A friend sent me this video thinking I would enjoy it. Little did he know, we BBQ folks have been making them for years.
The lady in the video doesn't call them by their "proper" name, but she gets the point across.
I thought I'd post this to help those new folks that have never make them.

Of course they should be cooked outdoors over fire, and not the kitchen oven. :becky:

Bacon wrapped jalapeno "poppers"

Enjoy. :cool:


Bob that reminded me of a visitor I had last year during deer season. She was telling me about this "new" snack called jalapeno poppers. She said her dad had invented them. lol :-D
 
Bob that reminded me of a visitor I had last year during deer season. She was telling me about this "new" snack called jalapeno poppers. She said her dad had invented them. lol :-D

Exactly ! :laugh:
Not only does almost every bar across the country serve them, you can buy them in the grocers freezer section.
But only a select few of the population know the pure awesomeness of a ABT right off the smoker.
 
Other than the oven, she doesn't do a bad job assembling them.

But it brings me to this question:
What do you do with you peppers?

I snip the top off and deseed with a spoon handle.
I leave the pepper whole and unsliced.
Fill them and cook them vertically.

I don't know what it is, but I don't like the "on the half shell (pepper)" version.
 
I usually do the same but I don't like the pepper to stuffing ratio. everytime I do peppers on the half shell all of my cheese ouzes out



Other than the oven, she doesn't do a bad job assembling them.

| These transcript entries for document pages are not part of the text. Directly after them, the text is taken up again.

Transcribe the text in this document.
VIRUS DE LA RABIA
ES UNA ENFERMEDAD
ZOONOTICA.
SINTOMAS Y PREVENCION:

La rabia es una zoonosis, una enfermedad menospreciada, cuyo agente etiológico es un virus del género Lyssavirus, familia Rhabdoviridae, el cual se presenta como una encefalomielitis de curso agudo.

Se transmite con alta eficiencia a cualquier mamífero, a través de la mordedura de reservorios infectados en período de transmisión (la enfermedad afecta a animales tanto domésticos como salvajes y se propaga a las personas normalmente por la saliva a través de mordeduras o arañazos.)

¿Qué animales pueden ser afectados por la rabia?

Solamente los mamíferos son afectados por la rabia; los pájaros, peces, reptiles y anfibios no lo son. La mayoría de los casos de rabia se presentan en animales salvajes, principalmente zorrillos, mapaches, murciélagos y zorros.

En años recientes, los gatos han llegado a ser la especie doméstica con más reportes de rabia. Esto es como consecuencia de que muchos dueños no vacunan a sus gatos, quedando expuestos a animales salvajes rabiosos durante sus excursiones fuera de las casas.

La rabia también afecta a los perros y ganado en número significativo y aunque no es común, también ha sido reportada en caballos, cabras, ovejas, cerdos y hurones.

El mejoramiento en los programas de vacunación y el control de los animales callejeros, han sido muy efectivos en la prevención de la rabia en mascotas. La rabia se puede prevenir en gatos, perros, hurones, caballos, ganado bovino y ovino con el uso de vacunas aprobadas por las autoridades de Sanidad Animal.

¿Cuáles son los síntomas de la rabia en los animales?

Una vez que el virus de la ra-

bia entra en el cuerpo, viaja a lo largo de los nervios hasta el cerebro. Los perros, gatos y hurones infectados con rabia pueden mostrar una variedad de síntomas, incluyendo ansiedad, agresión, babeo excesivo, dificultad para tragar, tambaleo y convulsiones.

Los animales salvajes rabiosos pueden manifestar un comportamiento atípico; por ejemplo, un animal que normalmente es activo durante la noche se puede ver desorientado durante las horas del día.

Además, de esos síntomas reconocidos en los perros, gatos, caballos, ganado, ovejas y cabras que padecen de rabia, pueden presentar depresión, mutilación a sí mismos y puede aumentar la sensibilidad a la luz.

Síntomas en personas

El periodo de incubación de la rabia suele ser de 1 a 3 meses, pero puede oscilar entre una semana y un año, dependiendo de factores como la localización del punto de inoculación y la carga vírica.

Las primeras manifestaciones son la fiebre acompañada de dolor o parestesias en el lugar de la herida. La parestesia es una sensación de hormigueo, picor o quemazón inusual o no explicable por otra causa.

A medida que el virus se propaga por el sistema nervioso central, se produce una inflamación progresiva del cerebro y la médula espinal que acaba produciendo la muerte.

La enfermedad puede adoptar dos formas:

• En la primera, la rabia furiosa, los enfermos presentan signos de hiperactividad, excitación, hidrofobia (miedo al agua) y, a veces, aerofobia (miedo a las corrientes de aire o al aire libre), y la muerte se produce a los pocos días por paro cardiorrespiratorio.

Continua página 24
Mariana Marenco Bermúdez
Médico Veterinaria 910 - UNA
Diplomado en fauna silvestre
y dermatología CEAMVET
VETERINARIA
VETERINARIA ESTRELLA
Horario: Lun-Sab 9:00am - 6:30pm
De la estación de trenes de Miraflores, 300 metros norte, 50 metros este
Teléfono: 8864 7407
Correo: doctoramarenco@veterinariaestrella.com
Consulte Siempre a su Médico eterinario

But it brings me to this question:
What do you do with you peppers?

I snip the top off and deseed with a spoon handle.
I leave the pepper whole and unsliced.
Fill them and cook them vertically.

I don't know what it is, but I don't like the "on the half shell (pepper)" version.
 
But it brings me to this question:
What do you do with you peppers?

I snip the top off and deseed with a spoon handle.
I leave the pepper whole and unsliced.
Fill them and cook them vertically.
Pretty much the same for me, but MRI_Guy gave me a great jalapeno coring tool.
Mine get stuffed with chopped smoked string cheese and chopped dried cherries or chopped dried cranberries. Wrap 'em in bacon and cook vertically, either in home-made ABT racks, or on bamboo skewers.
 
I usually cut the top off, use a regular ole apple corer to cut the veins and seeds out and then stuff with combination spinach, crab and shrimp dip and the wrap with bacon and then set them in a rack made just for this occasion.